About half a million people in the South Auckland area rely on the Counties Manukau DHB (CMDHB) for healthcare services. The population is characterised by great cultural and ethnic diversity.
Huge demand for services
Middlemore Hospital is the busiest in the country and employs nearly 6,500 people in roles ranging from medical specialists and nurses through to physiotherapists and cleaners, says Vicky Aperahama, Middlemore’s workplace trainer/assessor.
“Many of the non-clinical staff have English as a second language. They have valuable roles within the CMDHB and play a pivotal role in ensuring quality patient care. Literacy and numeracy support has increased through improved written and verbal communication,” says Vicky.
Rolling out training
In 2008, the hospital ended its cleaning contract with an external provider and employed the 276 cleaners and orderlies who had been doing the work. Management recognised the ‘new’ staff would benefit from literacy and numeracy (LLN) training.
The Tertiary Education Commission helped fund the design and delivery of a reading, writing and communications programme called StepUP, whose pilot phrase in 2009 and 2010 involved 28 people – 20 cleaners and eight supervisors.
Since then, 150 employees have completed the programme and another 50 are currently enrolled; aged-care workers and translation services staff have also been included. “A major thrust of the programme,” says Vicky, “has been to reduce the alienation second-language learners often feel in a large and complex organisation by introducing them to the organisation’s values, vision, processes and procedures.”
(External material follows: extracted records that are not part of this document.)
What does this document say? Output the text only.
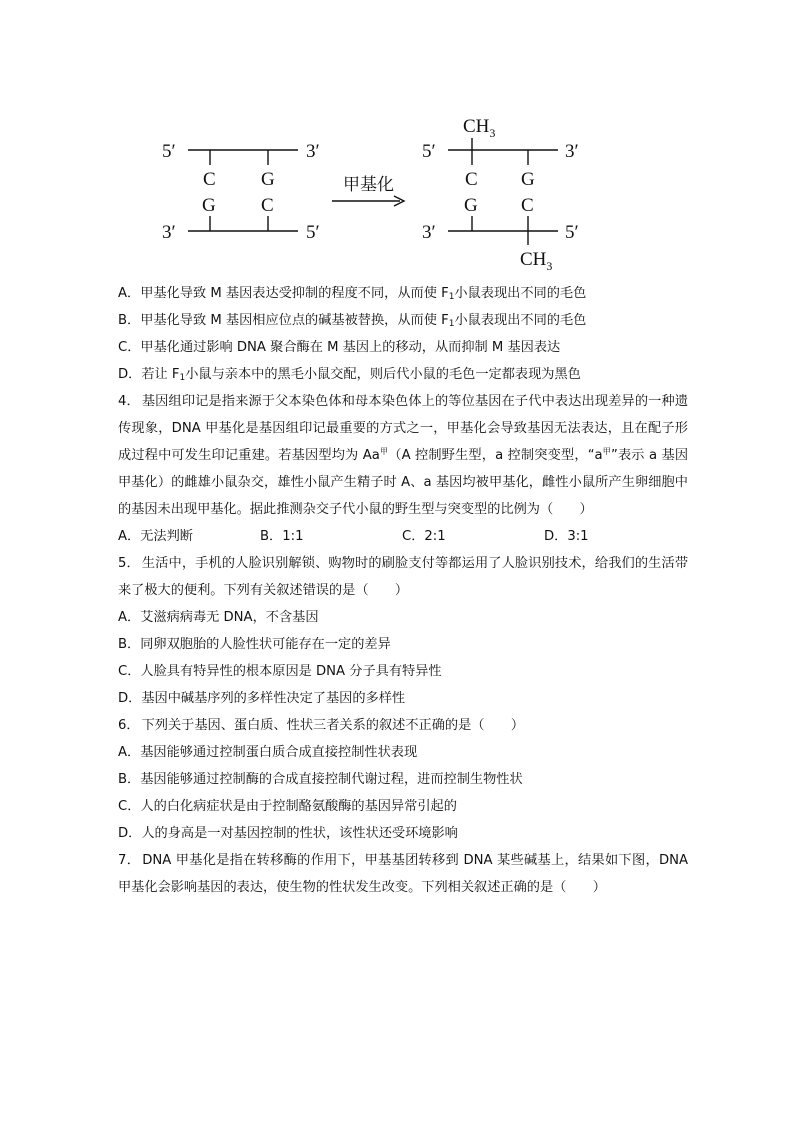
5′	3′
C G
G C
3′	5′
甲基化
$CH_3$
5′	3′
C G
G C
3′	5′
$CH_3$

A．甲基化导致 M 基因表达受抑制的程度不同，从而使 $F_1$小鼠表现出不同的毛色

B．甲基化导致 M 基因相应位点的碱基被替换，从而使 $F_1$小鼠表现出不同的毛色

C．甲基化通过影响 DNA 聚合酶在 M 基因上的移动，从而抑制 M 基因表达

D．若让 $F_1$小鼠与亲本中的黑毛小鼠交配，则后代小鼠的毛色一定都表现为黑色

4． 基因组印记是指来源于父本染色体和母本染色体上的等位基因在子代中表达出现差异的一种遗传现象，DNA 甲基化是基因组印记最重要的方式之一，甲基化会导致基因无法表达，且在配子形成过程中可发生印记重建。若基因型均为 $Aa^甲(A$ 控制野生型，a 控制突变型，“$a^甲$”表示 a 基因甲基化）的雌雄小鼠杂交，雄性小鼠产生精子时 A、a 基因均被甲基化，雌性小鼠所产生卵细胞中的基因未出现甲基化。据此推测杂交子代小鼠的野生型与突变型的比例为（　　）

A．无法判断	B．1:1	C．2:1	D．3:1

5． 生活中，手机的人脸识别解锁、购物时的刷脸支付等都运用了人脸识别技术，给我们的生活带来了极大的便利。下列有关叙述错误的是（　　）

A．艾滋病病毒无 DNA，不含基因

B．同卵双胞胎的人脸性状可能存在一定的差异

C．人脸具有特异性的根本原因是 DNA 分子具有特异性

D．基因中碱基序列的多样性决定了基因的多样性

6． 下列关于基因、蛋白质、性状三者关系的叙述不正确的是（　　）

A．基因能够通过控制蛋白质合成直接控制性状表现

B．基因能够通过控制酶的合成直接控制代谢过程，进而控制生物性状

C．人的白化病症状是由于控制酪氨酸酶的基因异常引起的

D．人的身高是一对基因控制的性状，该性状还受环境影响

7． DNA 甲基化是指在转移酶的作用下，甲基基团转移到 DNA 某些碱基上，结果如下图，DNA 甲基化会影响基因的表达，使生物的性状发生改变。下列相关叙述正确的是（　　）
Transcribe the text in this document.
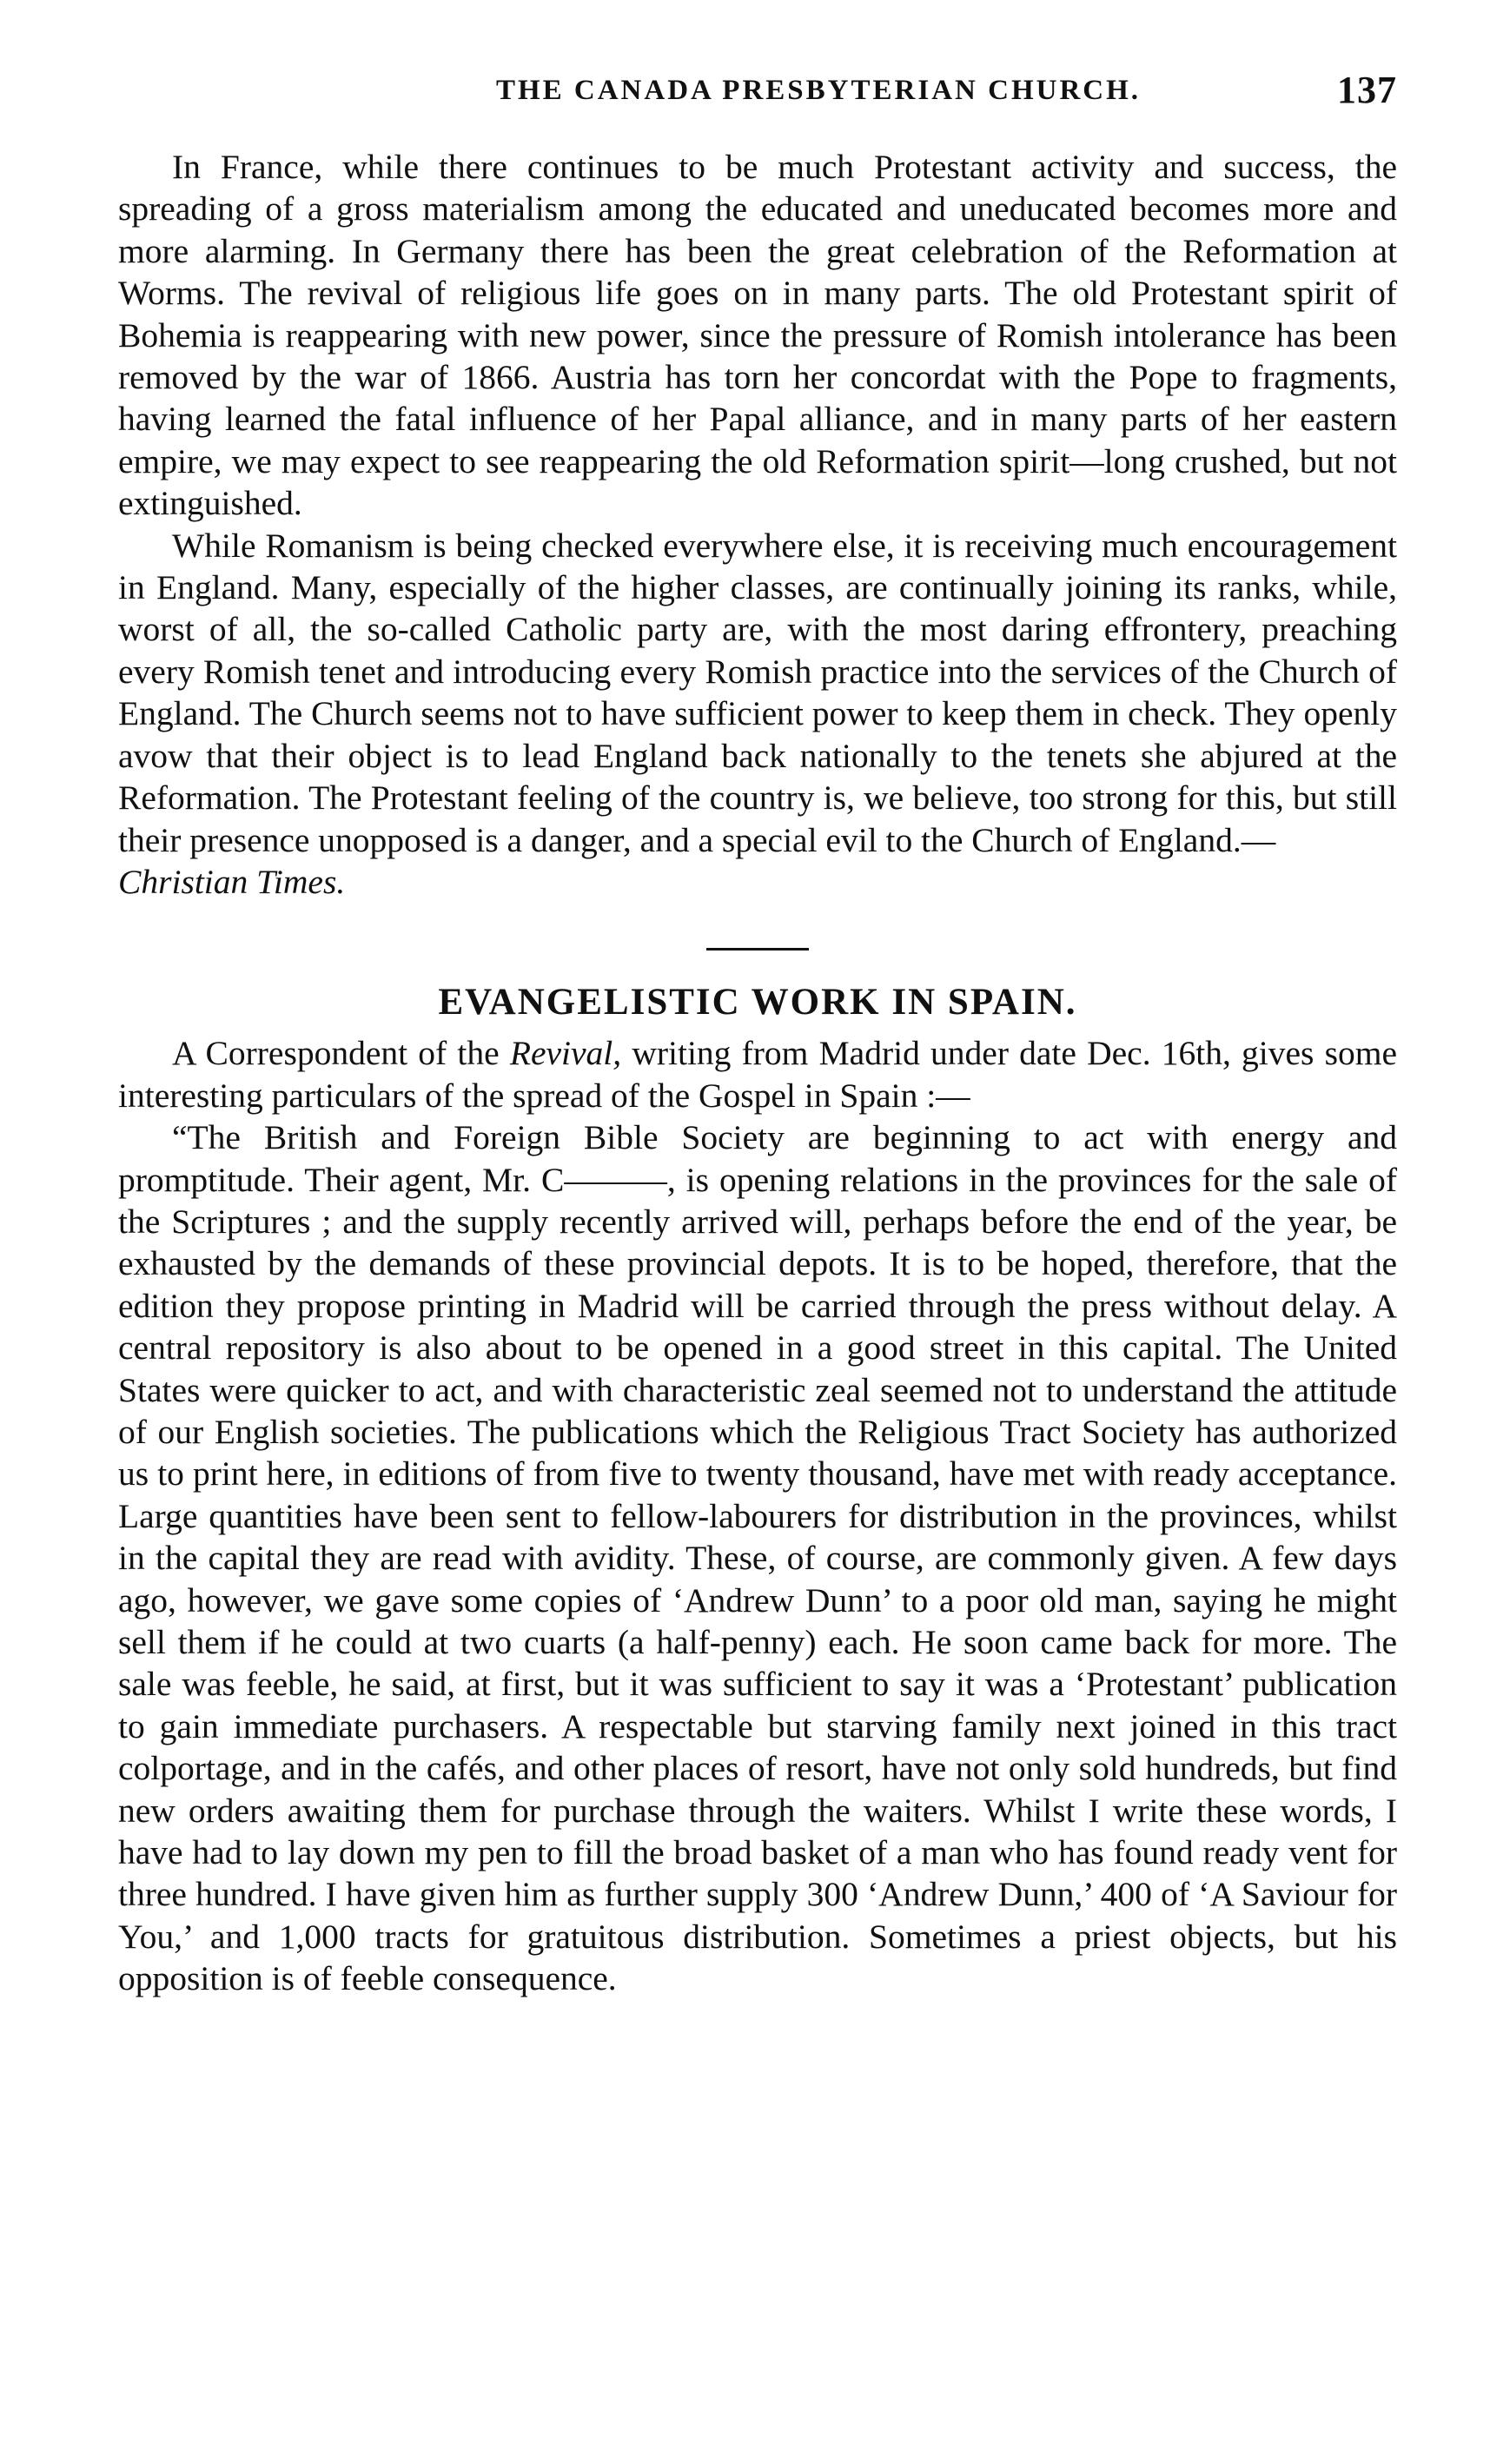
THE CANADA PRESBYTERIAN CHURCH.	137

In France, while there continues to be much Protestant activity and success, the spreading of a gross materialism among the educated and uneducated becomes more and more alarming. In Germany there has been the great celebration of the Reformation at Worms. The revival of religious life goes on in many parts. The old Protestant spirit of Bohemia is reappearing with new power, since the pressure of Romish intolerance has been removed by the war of 1866. Austria has torn her concordat with the Pope to fragments, having learned the fatal influence of her Papal alliance, and in many parts of her eastern empire, we may expect to see reappearing the old Reformation spirit—long crushed, but not extinguished.

While Romanism is being checked everywhere else, it is receiving much encouragement in England. Many, especially of the higher classes, are continually joining its ranks, while, worst of all, the so-called Catholic party are, with the most daring effrontery, preaching every Romish tenet and introducing every Romish practice into the services of the Church of England. The Church seems not to have sufficient power to keep them in check. They openly avow that their object is to lead England back nationally to the tenets she abjured at the Reformation. The Protestant feeling of the country is, we believe, too strong for this, but still their presence unopposed is a danger, and a special evil to the Church of England.—
Christian Times.

EVANGELISTIC WORK IN SPAIN.

A Correspondent of the Revival, writing from Madrid under date Dec. 16th, gives some interesting particulars of the spread of the Gospel in Spain :—

“The British and Foreign Bible Society are beginning to act with energy and promptitude. Their agent, Mr. C———, is opening relations in the provinces for the sale of the Scriptures ; and the supply recently arrived will, perhaps before the end of the year, be exhausted by the demands of these provincial depots. It is to be hoped, therefore, that the edition they propose printing in Madrid will be carried through the press without delay. A central repository is also about to be opened in a good street in this capital. The United States were quicker to act, and with characteristic zeal seemed not to understand the attitude of our English societies. The publications which the Religious Tract Society has authorized us to print here, in editions of from five to twenty thousand, have met with ready acceptance. Large quantities have been sent to fellow-labourers for distribution in the provinces, whilst in the capital they are read with avidity. These, of course, are commonly given. A few days ago, however, we gave some copies of ‘Andrew Dunn’ to a poor old man, saying he might sell them if he could at two cuarts (a half-penny) each. He soon came back for more. The sale was feeble, he said, at first, but it was sufficient to say it was a ‘Protestant’ publication to gain immediate purchasers. A respectable but starving family next joined in this tract colportage, and in the cafés, and other places of resort, have not only sold hundreds, but find new orders awaiting them for purchase through the waiters. Whilst I write these words, I have had to lay down my pen to fill the broad basket of a man who has found ready vent for three hundred. I have given him as further supply 300 ‘Andrew Dunn,’ 400 of ‘A Saviour for You,’ and 1,000 tracts for gratuitous distribution. Sometimes a priest objects, but his opposition is of feeble consequence.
Health and safety skills are embedded in the training. As an example, one group was asked to produce a poster on health and safety in the workplace by gathering information on computers, discussing the issues, and taking their own photos of people and materials. “There is evidence to support a reduction in MRO (multi-resistant organisms) – directly attributable to improved hand hygiene and better cleaning processes.”
The outcome of the StepUP programme has been increased self-confidence, better teamwork and safer patient care. A survey delivered the following results:
Vicky says the StepUP venture has encouraged staff to keep pursuing education and go on to complete further qualifications. “We will have more qualified staff who are open to change and better able to represent the communities which they work within.”
Continuing education encouraged
The CMDHB has ensured that LLN is embedded by developing a formal plan and strategy in 2010, with partial funding from the Department of Labour. Training companies Francis Group, and Sadler were contracted to gather information from staff, at all levels of the DHB, about needs and to develop the strategy. Vicky says the biggest challenge was persuading people they needed to learn, and it was therefore necessary to have an organisational action plan. It soon became apparent that everyone had something to contribute, and they quickly identified issues relating to numeracy and literacy in their daily work.
This year, StepUP courses incorporate unit standards so staff can earn formal qualifications on the job. A new learning space called Ko Awatea (dawn) has also been opened to create a comfortable place for learners. Now managers, supervisors and team leaders throughout the non-clinical support teams are also being trained to better understand the DHB’s literacy and numeracy needs.